Squid's default configuration file denies all client requests. It is the administrator's responsibility to configure Squid to allow access only to trusted hosts and/or users.
If your proxy allows access from untrusted hosts or users, you can be sure that people will find and abuse your service. Some people will use your proxy to make their browsing anonymous. Others will intentionally use your proxy for transactions that may be illegal (such as credit card fraud). A number of web sites exist simply to provide the world with a list of open-access HTTP proxies. You don't want to end up on this list.
Be sure to carefully design your access control scheme. You should also check it from time to time to make sure that it works as you expect.

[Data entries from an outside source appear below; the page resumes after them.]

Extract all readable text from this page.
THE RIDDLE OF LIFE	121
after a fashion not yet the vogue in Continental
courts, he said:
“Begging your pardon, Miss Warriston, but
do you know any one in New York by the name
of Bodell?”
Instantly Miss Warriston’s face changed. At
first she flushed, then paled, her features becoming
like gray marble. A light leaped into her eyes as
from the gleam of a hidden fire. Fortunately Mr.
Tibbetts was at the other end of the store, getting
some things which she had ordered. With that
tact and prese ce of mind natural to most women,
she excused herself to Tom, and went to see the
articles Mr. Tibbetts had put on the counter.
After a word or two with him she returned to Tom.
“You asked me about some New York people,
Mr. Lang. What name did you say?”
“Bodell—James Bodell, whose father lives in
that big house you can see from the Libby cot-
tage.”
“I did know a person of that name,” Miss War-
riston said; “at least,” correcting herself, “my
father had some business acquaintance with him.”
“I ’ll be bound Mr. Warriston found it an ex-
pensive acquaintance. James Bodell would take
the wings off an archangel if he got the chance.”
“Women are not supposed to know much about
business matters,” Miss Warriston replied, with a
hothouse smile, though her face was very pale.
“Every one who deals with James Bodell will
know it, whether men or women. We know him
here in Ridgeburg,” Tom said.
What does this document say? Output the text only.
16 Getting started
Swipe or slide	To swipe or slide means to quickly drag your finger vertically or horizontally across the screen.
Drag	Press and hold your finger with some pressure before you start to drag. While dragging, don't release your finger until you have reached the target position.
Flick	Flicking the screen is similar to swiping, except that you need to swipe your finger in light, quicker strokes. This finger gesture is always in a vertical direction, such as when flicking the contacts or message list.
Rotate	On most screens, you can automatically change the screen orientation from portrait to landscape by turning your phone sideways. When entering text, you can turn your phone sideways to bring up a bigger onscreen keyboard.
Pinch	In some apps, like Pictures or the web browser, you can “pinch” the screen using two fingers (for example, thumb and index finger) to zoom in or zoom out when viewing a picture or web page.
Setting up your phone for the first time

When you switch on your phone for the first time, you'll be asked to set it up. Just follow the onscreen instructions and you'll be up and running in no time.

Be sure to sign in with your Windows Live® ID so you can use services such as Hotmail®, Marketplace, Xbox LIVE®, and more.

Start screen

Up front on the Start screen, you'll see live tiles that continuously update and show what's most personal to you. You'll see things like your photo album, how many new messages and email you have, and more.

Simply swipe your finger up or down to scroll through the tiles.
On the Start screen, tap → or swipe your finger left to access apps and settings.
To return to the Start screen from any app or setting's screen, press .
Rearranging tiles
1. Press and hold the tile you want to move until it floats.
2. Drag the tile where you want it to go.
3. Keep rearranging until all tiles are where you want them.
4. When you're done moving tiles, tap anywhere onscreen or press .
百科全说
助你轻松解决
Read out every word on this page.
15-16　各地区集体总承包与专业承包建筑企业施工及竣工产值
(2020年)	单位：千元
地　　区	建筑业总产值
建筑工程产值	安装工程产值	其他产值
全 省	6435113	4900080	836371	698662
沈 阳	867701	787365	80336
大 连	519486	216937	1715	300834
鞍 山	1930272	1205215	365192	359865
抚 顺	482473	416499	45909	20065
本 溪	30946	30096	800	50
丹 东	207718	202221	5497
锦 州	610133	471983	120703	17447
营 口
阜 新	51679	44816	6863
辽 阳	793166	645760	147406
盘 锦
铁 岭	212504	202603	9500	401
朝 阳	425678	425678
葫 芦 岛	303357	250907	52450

SMTP and HTTP are rather similar in design. This, unfortunately, may allow someone to relay an email message through your HTTP proxy. To prevent this, you must make sure that your proxy denies HTTP requests to port 25, the SMTP port.
Squid is configured this way by default. The default squid.conf file lists a small number of trusted ports. See the Safe_ports ACL in squid.conf. Your configuration file should always deny unsafe ports early in the http_access lists:
http_access deny !Safe_ports (additional http_access lines ...)
Do NOT add port 25 to Safe_ports (unless your goal is to end up in the RBL). You may want to make a cron job that regularly verifies that your proxy blocks access to port 25.